B.    Restricted, repetitive patterns of behavior, interests, or activities as manifested by at least two of  the following:
1.     Stereotyped or repetitive speech, motor movements, or use of objects (such as simple motor stereotypes, echolalia, repetitive use of objects, or idiosyncratic phrases);
2.     Excessive adherence to routines, ritualized patterns of verbal or nonverbal behavior, or excessive resistance to change; (such as motoric rituals, insistence on same route or food, repetitive questioning or extreme distress at small changes);
3.     Highly restricted, fixated interests that are abnormal in intensity or focus (such as strong attachment to or preoccupation with unusual objects, excessively circumscribed or perseverative interests);
4.     Hyper-or hypo-reactivity to sensory input or unusual interest in sensory aspects of environment (such as apparent indifference to pain/heat/cold, adverse response to specific sounds or textures, excessive smelling or touching of objects, fascination with lights or spinning objects);
C.    Symptoms must be present in early childhood (but may not become fully manifest until social demands exceed limited capacities).
D.         Symptoms together limit and impair everyday functioning.

Pediatric bipolar disorder also posed a challenge to the Work Group.   Psychiatrists are more frequently giving the diagnosis of Bipolar disorder, characterized by episodes of depression and mania, even  to children as young as 2 — along with powerful psychiatric drugs and tranquilizers.  To stop this trend, the committee created an alternative label: “disruptive mood dysregulation disorder,” or D.M.D.D., which describes extreme hostility and outbursts beyond normal tantrums.

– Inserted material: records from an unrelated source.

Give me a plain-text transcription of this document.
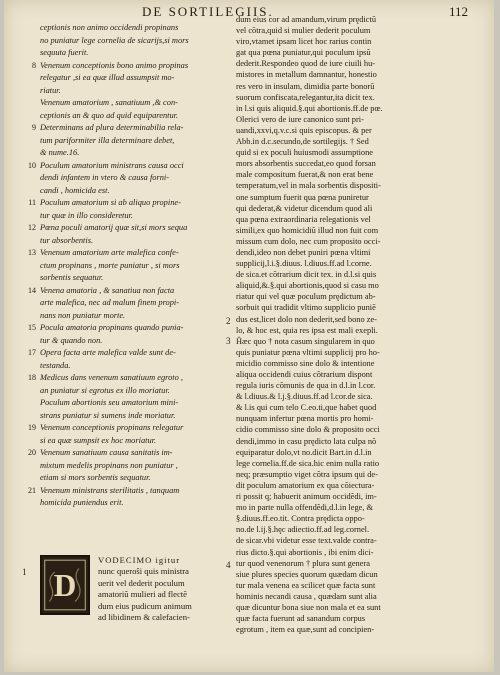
DE SORTILEGIIS.	112
ceptionis non animo occidendi propinans
no puniatur lege cornelia de sicarijs,si mors
sequuta fuerit.
8 Venenum conceptionis bono animo propinas
relegatur ,si ea quæ illud assumpsit mo-
riatur.
Venenum amatorium , sanatiuum ,& con-
ceptionis an & quo ad quid equiparentur.
9 Determinans ad plura determinabilia rela-
tum pariformiter illa determinare debet,
& nume.16.
10 Poculum amatorium ministrans causa occi
dendi infantem in vtero & causa forni-
candi , homicida est.
11 Poculum amatorium si ab aliquo propine-
tur quæ in illo consideretur.
12 Pœna poculi amatorij quæ sit,si mors sequa
tur absorbentis.
13 Venenum amatorium arte malefica confe-
ctum propinans , morte puniatur , si mors
sorbentis sequatur.
14 Venena amatoria , & sanatiua non facta
arte malefica, nec ad malum finem propi-
nans non puniatur morte.
15 Pocula amatoria propinans quando punia-
tur & quando non.
17 Opera facta arte malefica valde sunt de-
testanda.
18 Medicus dans venenum sanatiuum egroto ,
an puniatur si egrotus ex illo moriatur.
Poculum abortionis seu amatorium mini-
strans puniatur si sumens inde moriatur.
19 Venenum conceptionis propinans relegatur
si ea quæ sumpsit ex hoc moriatur.
20 Venenum sanatiuum causa sanitatis im-
mixtum medelis propinans non puniatur ,
etiam si mors sorbentis sequatur.
21 Venenum ministrans sterilitatis , tanquam
homicida puniendus erit.
1 D
VODECIMO igitur
nunc queroŝi quis ministra
uerit vel dederit poculum
amatoriũ mulieri ad flectẽ
dum eius pudicum animum
ad libidinem & calefacien-
dum eius cor ad amandum,virum prędictũ
vel cõtra,quid si mulier dederit poculum
viro,vtamet ipsam licet hoc rarius contin
gat qua pœna puniatur,qui poculum ipsũ
dederit.Respondeo quod de iure ciuili hu-
mistores in metallum damnantur, honestio
res vero in insulam, dimidia parte bonorũ
suorum confiscata,relegantur,ita dicit tex.
in l.si quis aliquid.§.qui abortionis.ff.de pœ.
Olerici vero de iure canonico sunt pri-
uandi,xxvi,q.v.c.si quis episcopus. & per
Abb.in d.c.secundo,de sortilegijs. † Sed
quid si ex poculi huiusmodi assumptione
mors absorbentis succedat,eo quod forsan
male compositum fuerat,& non erat bene
temperatum,vel in mala sorbentis dispositi-
one sumptum fuerit qua pœna puniretur
qui dederat,& videtur dicendum quod ali
qua pœna extraordinaria relegationis vel
simili,ex quo homicidiũ illud non fuit com
missum cum dolo, nec cum proposito occi-
dendi,ideo non debet puniri pœna vltimi
supplicij,l.i.§.diuus. l.diuus.ff.ad l.corne.
de sica.et cõtrarium dicit tex. in d.l.si quis
aliquid,&.§.qui abortionis,quod si casu mo
riatur qui vel quæ poculum prędictum ab-
sorbuit qui tradidit vltimo supplicio puniẽ
dus est,licet dolo non dederit,sed bono ze-
lo, & hoc est, quia res ipsa est mali exepli.
Ĥæc quo † nota casum singularem in quo
quis puniatur pœna vltimi supplicij pro ho-
micidio commisso sine dolo & intentione
aliqua occidendi cuius cõtrarium dispont
regula iuris cõmunis de qua in d.l.in l.cor.
& l.diuus.& l.j.§.diuus.ff.ad l.cor.de sica.
& l.is qui cum telo C.eo.ti,que habet quod
nunquam infertur pœna mortis pro homi-
cidio commisso sine dolo & proposito occi
dendi,immo in casu prędicto lata culpa nõ
equiparatur dolo,vt no.dicit Bart.in d.l.in
lege cornelia.ff.de sica.hic enim nulla ratio
neq; præsumptio viget cõtra ipsum qui de-
dit poculum amatorium ex qua cõiectura-
ri possit q; habuerit animum occidẽdi, im-
mo in parte nulla offendẽdi,d.l.in lege, &
§.diuus.ff.eo.tit. Contra prędicta oppo-
no.de l.ij.§.hęc adiectio.ff.ad leg.cornel.
de sicar.vbi videtur esse text.valde contra-
rius dicto.§.qui abortionis , ibi enim dici-
tur quod venenorum † plura sunt genera
siue plures species quorum quædam dicun
tur mala venena ea scilicet quæ facta sunt
hominis necandi causa , quædam sunt alia
quæ dicuntur bona siue non mala et ea sunt
quæ facta fuerunt ad sanandum corpus
egrotum , item ea quæ,sunt ad concipien-
2
3
4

The DSM-V new mental disorders include:

  • Hoarding; (previously considered a symptom of obsessive-compulsive behavior)
  • “Premenstrual dysphoric disorder,”
  • “Binge-eating disorder “

The changes above should not have a significant impact on school classification of students and will not result in fewer students being classified.   The 13 areas of disability under the Individuals with Disabilities Education Improvement Act remain constant and depend on the discussion and consensus of the Committee on Special Education, not on a medical diagnosis.  For autism, the changes proposed by DSM-5 are designed to better identify autism spectrum disorders and distinguish them from other conditions.   In some ways, the criteria for DSM-5 are actually broader.   For example, while DSM-IV criteria require evidence of difficulties related to autism prior to age 3, the DSM-5 definition only requires a child to show examples of unusual behavior in early childhood, whether or not they occur before age 3.